Rep. Mel Levine (D-Calif.), a member of the House Foreign Affairs subcommittee on the Middle East, said he and Rep. David R. Obey (D-Wis.) obtained 90 cosponsors for a House resolution blocking the Saudi purchase of weapons worth $4.4 billion, but that wider support was lacking because of concerns that passage of the measure would "leave the impression of disunity" over the deployment of U.S. forces in Saudi Arabia.

Bahrain will receive 27 U.S. tanks and associated weaponry worth $37 million in the arms package approved last week, plus eight Apache helicopters and 400 Hellfire antiarmor missiles in a package worth roughly $200 million that is to be submitted for congressional approval in January. Bahrain also may be allowed to purchase U.S. Multiple Launch Rocket Systems next year, according to testimony earlier this month by Undersecretary of State Reginald Bartholomew.

The United Arab Emirates is to receive 20 Apache helicopters and 600 Hellfire missiles at a cost of more than $400 million next year in an arms package disclosed to key legislators last week. Egypt is to get tank recovery vehicles and ammunition worth more than $300 million, and Turkey -- a key U.S. ally on the periphery of the Middle East -- is to get Harpoon antiship missiles worth $62 million.

Israel, meanwhile, will immediately receive two Patriot air defense units worth more than $100 million directly from U.S. military stocks. Baker told Congress two weeks ago that Israel would also receive 15 F-15 fighter aircraft, 10 CH-53 Sea Stallion cargo helicopters and $100 million worth of munitions under an accelerated delivery schedule.

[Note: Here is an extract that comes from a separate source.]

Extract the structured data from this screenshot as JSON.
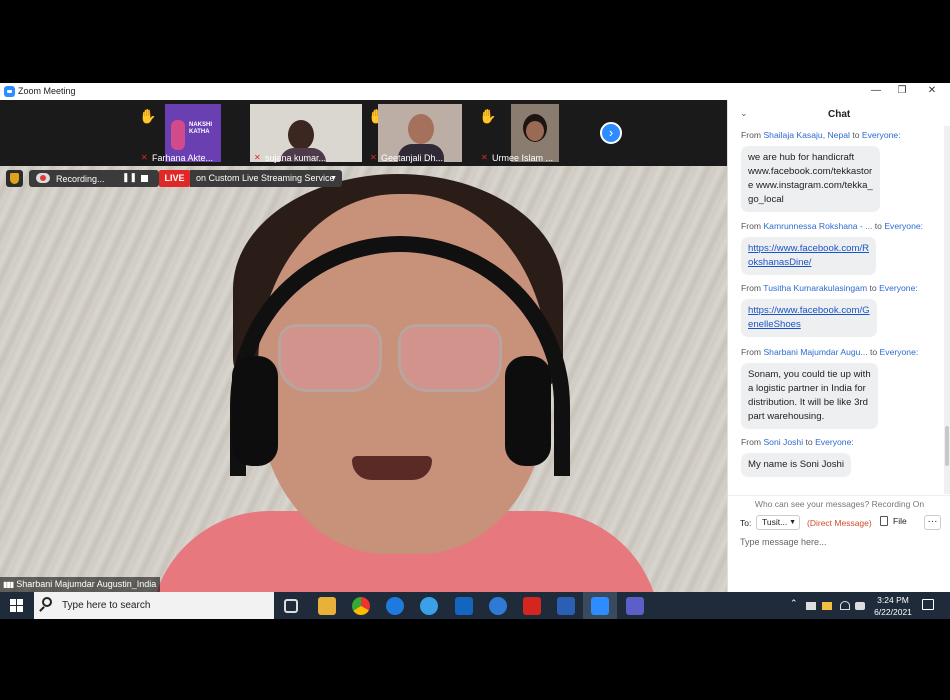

Provisions inserted in the foreign operations bill by legislators sympathetic to Israel authorize that nation to receive another $700 million worth of weapons from U.S. stocks over the next nine months and allow it to spend up to $200 million in U.S. economic aid on military equipment. Several sources said the American Israel Public Affairs Committee, a major pro-Israeli lobbying group, withdrew its opposition to the Saudi deal once the administration agreed not to oppose these provisions.

Without offering detailed information, Wolfowitz indicated that the administration is also prepared to sell top-line M-1A2 tanks to countries besides Saudi Arabia.